The drug is manufactured by Ortho-McNeil Janssen Pharmaceuticals, which sponsored the study. Taken in tablet form, it helped alcoholics reduce the number of heavy drinking days over the 14-week study period by up to 16 days, compared to the reduction seen in the group taking the placebo.
“The drug had a very robust effect on drinking,” according to Dr. Henry Kranzler, one of the investigators on the study.
“It was not a total cure; participants were still drinking heavily on occasion, but a reduction in drinking can reduce the harmful consequences of alcohol in the form of fewer accidents and fewer medical consequences.”
That, he adds, is an important public health consideration. Alcohol abuse is estimated to cost the nation more than $184 billion annually in health care services, premature deaths, losses in workers’ productivity, and alcohol-related crime and motor vehicle crashes.

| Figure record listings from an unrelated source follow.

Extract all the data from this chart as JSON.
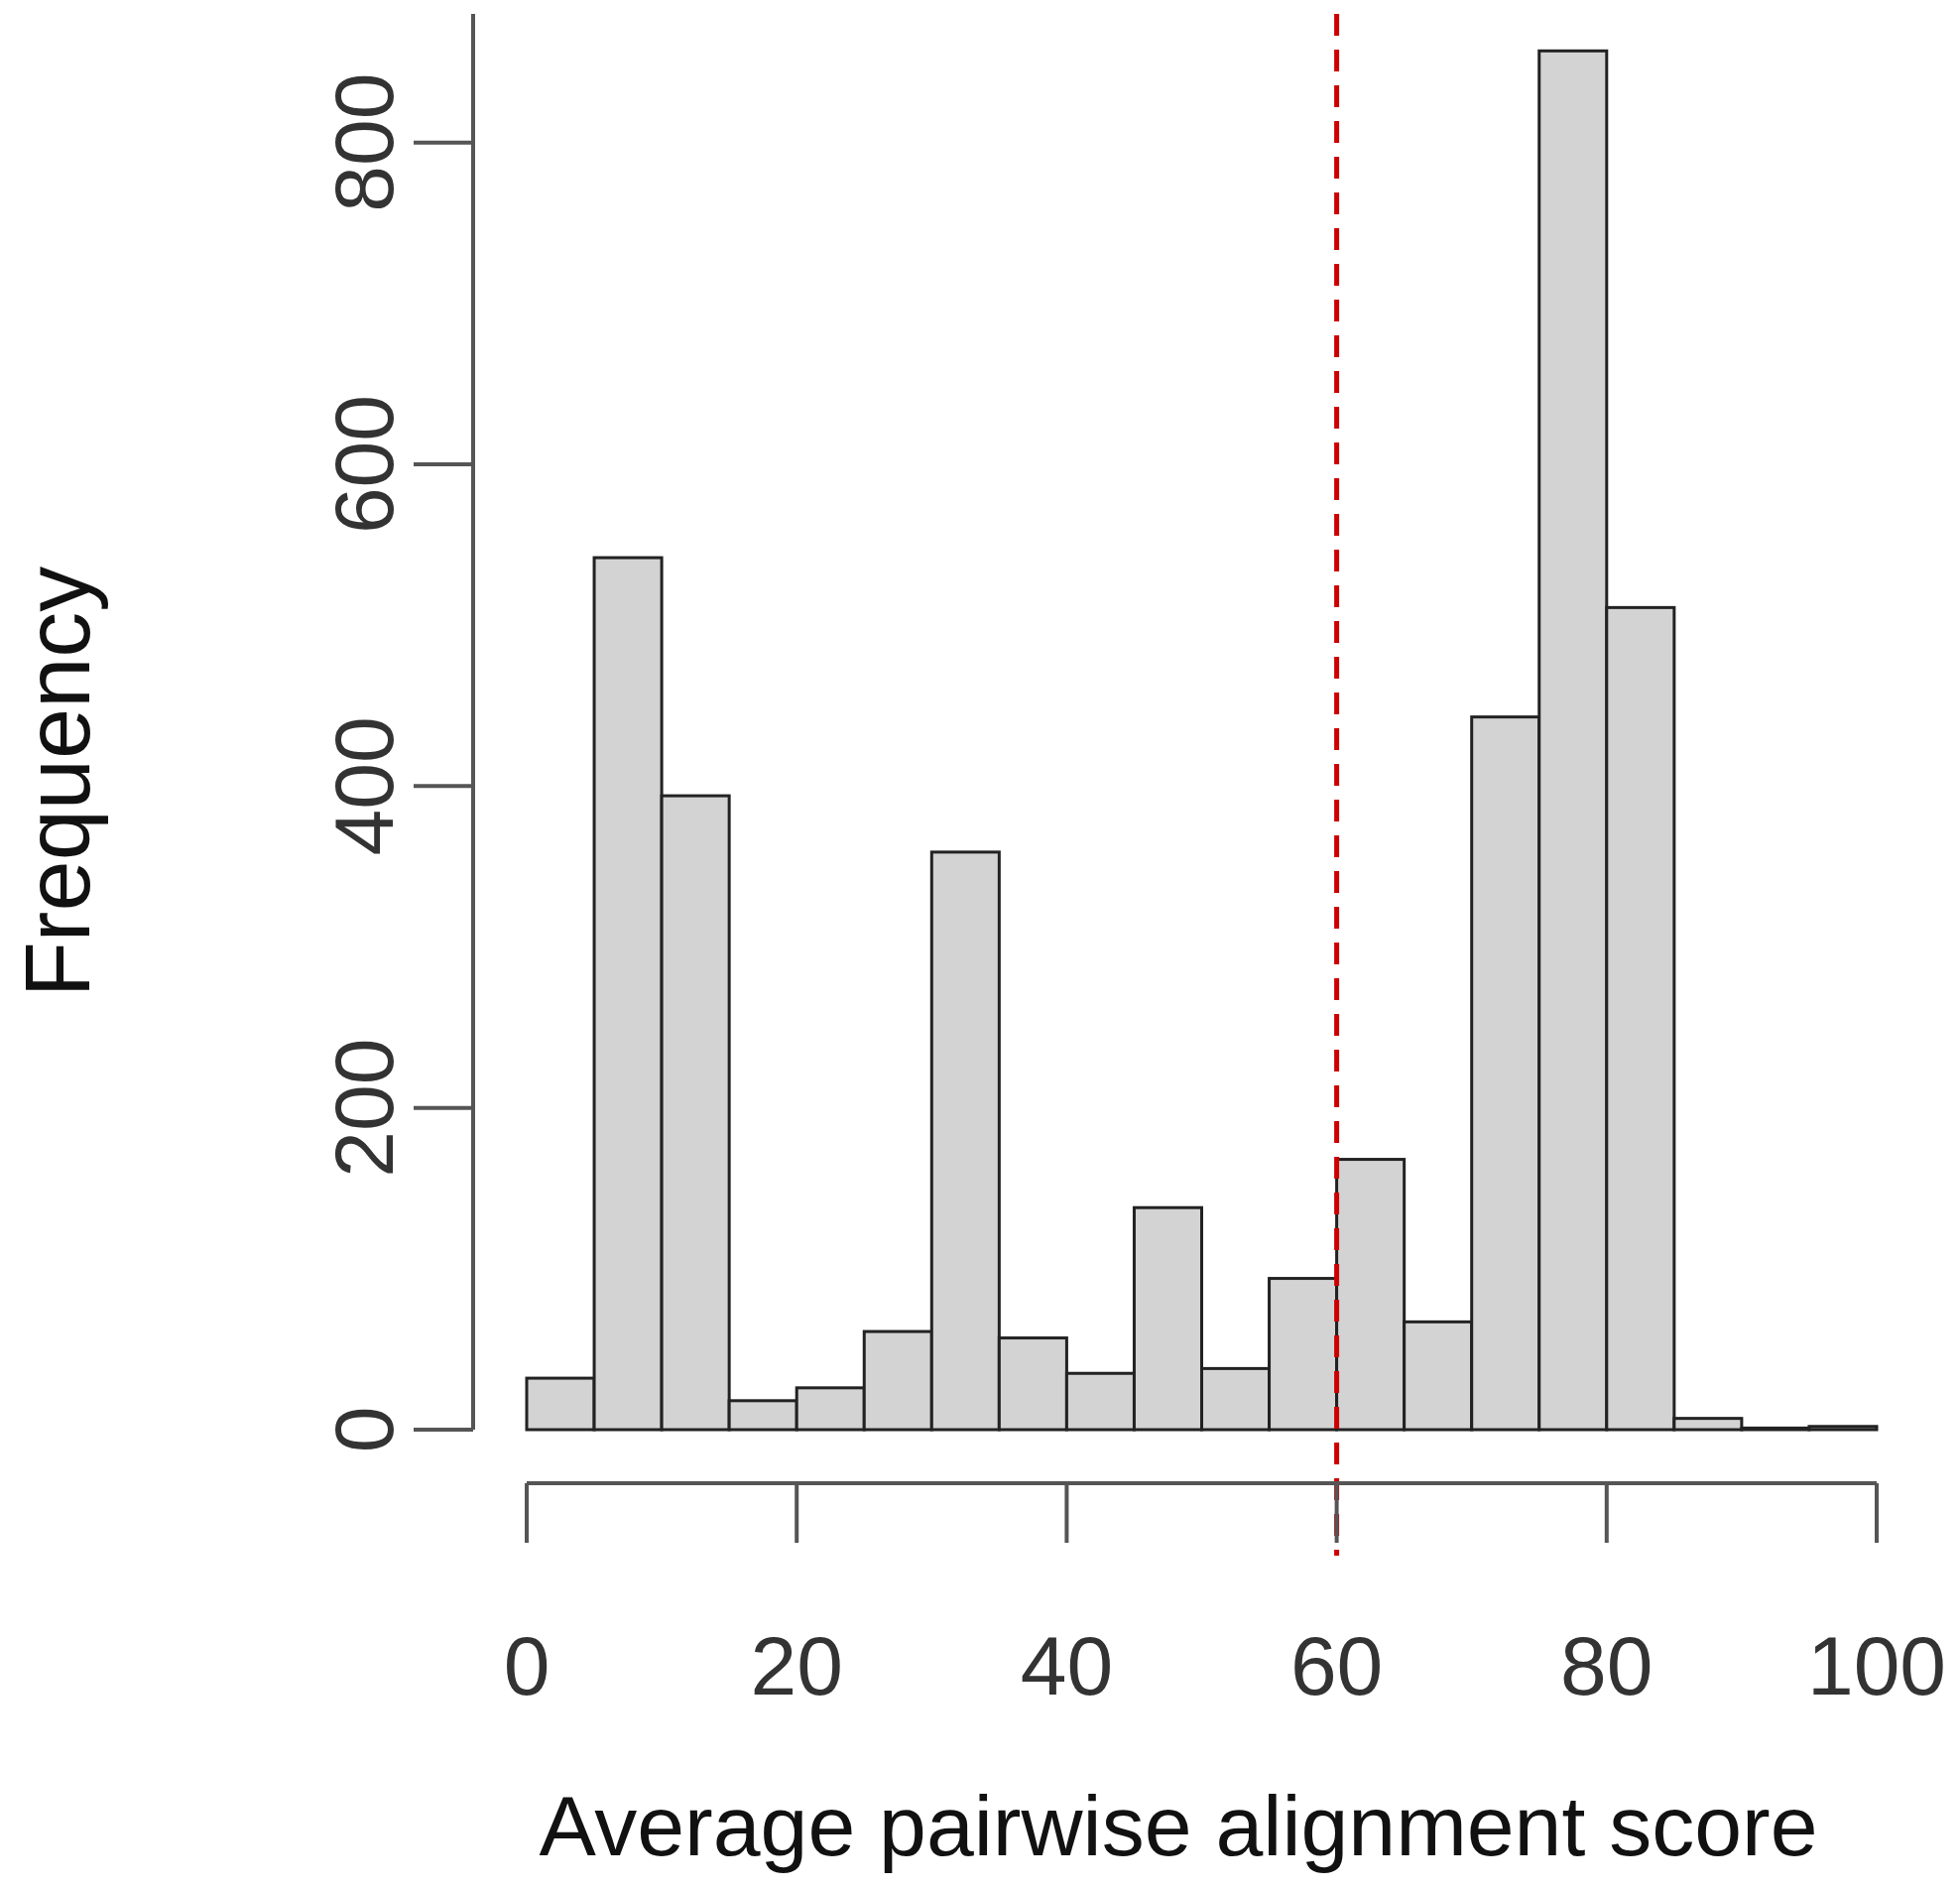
{
  "chart_data": {
    "type": "histogram",
    "xlabel": "Average pairwise alignment score",
    "ylabel": "Frequency",
    "bins": [
      0,
      5,
      10,
      15,
      20,
      25,
      30,
      35,
      40,
      45,
      50,
      55,
      60,
      65,
      70,
      75,
      80,
      85,
      90,
      95,
      100
    ],
    "values": [
      32,
      542,
      394,
      18,
      26,
      61,
      359,
      57,
      35,
      138,
      38,
      94,
      168,
      67,
      443,
      857,
      511,
      7,
      1,
      2
    ],
    "color": "#d3d3d3",
    "xlim": [
      0,
      100
    ],
    "xticks": [
      0,
      20,
      40,
      60,
      80,
      100
    ],
    "ylim": [
      0,
      880
    ],
    "yticks": [
      0,
      200,
      400,
      600,
      800
    ],
    "ref_lines": [
      {
        "axis": "x",
        "value": 60,
        "color": "#cc0000",
        "line_style": "dashed"
      }
    ],
    "grid": false
  }
}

Study participants included men who were drinking at least 35 standard drinks a week, and women who were drinking at least 28.
A standard drink is 0.5 oz. of absolute alcohol, equivalent to 10 oz of beer, 4 oz of wine, or 1 oz of 100-proof liquor.
To be eligible, participants had to express a desire to stop or reduce their consumption of alcohol.
During the 14-week study, the participants were assessed on drinking, alcohol withdrawal symptoms, and compliance with the medication.
Participants’ reports on their drinking were corroborated with laboratory tests that measured the concentration of a liver enzyme in their blood.
The therapeutic effect of the drug was evident no later than week four of the study.
Participants reported some side effects of taking the drug, including tingling of the skin, changes in taste, fatigue, insomnia, nervousness, and dizziness.
Because participants taking the drug were more likely to drop out of the study, future studies might look at the efficacy of a smaller dose of the medication and its impact on side effects, Kranzler suggests.
“Our goal in this line of research is to identify a group of medications that work better than a placebo to help alcoholics reduce or stop their drinking, and to determine whether certain medications work better for some people than for others,” he says.
“Our finding that topiramate is a safe and robustly efficacious medication for treating alcohol dependence is scientifically and clinically important,” researchers said in the study.
“Discovering pharmacological agents such as topiramate that improve drinking outcomes can make a major contribution to global health.”